Development and qualification of materials for plasma facing and structural applications for DEMO is one the heaviest tasks in the EUROfusion programme within HORIZONT2020 with the total budget exceeding 100ME. Tungsten and tungsten-based composites are presently considered as main candidates for armor and divertor (including structural function) in DEMO. An armor material needs high crack resistance under extreme thermal operation conditions as well as compatibility with plasma-wall interaction phenomena, while a structural material has to be ductile within the operation temperature range. Both material types have also to be stable with respect to high neutron irradiation doses and helium production rates. Design of DEMO divertor remains one of the most challenging tasks in the current Fusion Roadmap.

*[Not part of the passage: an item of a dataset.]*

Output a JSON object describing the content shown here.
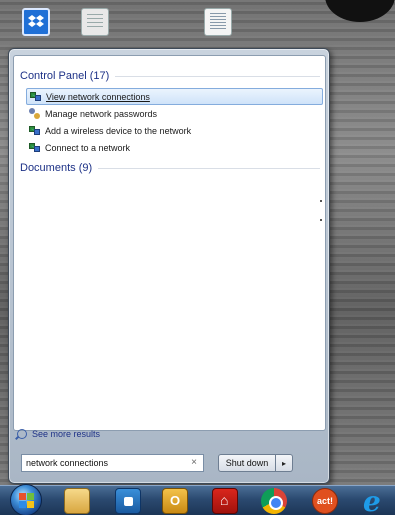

The plasma facing materials envisaged for ITER application should receive only limited amounts of dpa during their lifetime (~0.1-0.5 dpa), while Tungsten selected as the first wall armour and Tungsten-based composites for structural applications in DEMO are expected to receive doses up to 20 dpa. Under these conditions, the impact of n-irradiation on mechanical and thermal properties is currently unknown ! Four physical degrading process will take place simultaneously: (i) neutron irradiation damage, (ii) heat transients, (iii) plasma gas uptake and (iv) nuclear transmutation. Consequently, the combination of these phenomena will define structural integrity and operational limit of the plasma facing components (PFC).
Although fission irradiation is currently the only option to proceed with the design material database, fission is not fully equivalent to fusion, because of: softer neutron spectra (lack of 14 MeV), high thermal to fast ratio (enhanced W transmutation), lower dose rate (enhanced defect annealing). SCK•CEN launches a large-scale neutron irradiation campaign in support of EUROfusion needs for the baseline and advanced tungsten grades. It is call TUNER (Tungsten Neutron Radiation) project and it involves more than 500 samples to be delivered for Post Irradiation Investigation (PIE) within 2017-2018. Among many others, one of the goal of this programme is to clarify the impact of the neutron irradiation on the microstructure of commercially available tungsten grades and investigate the neutron induced features in a wide range of doses and temperatures. This action will be done by means of (a) post-irradiation campaign involving usage of positron annihilation lifetime spectroscopy (PALS) and transmission electron microscopy (TEM), as well as (b) physically-based computational tool to rationalize microstructure obtained in BR2 conditions. The latter is important part of this scientific traineeship.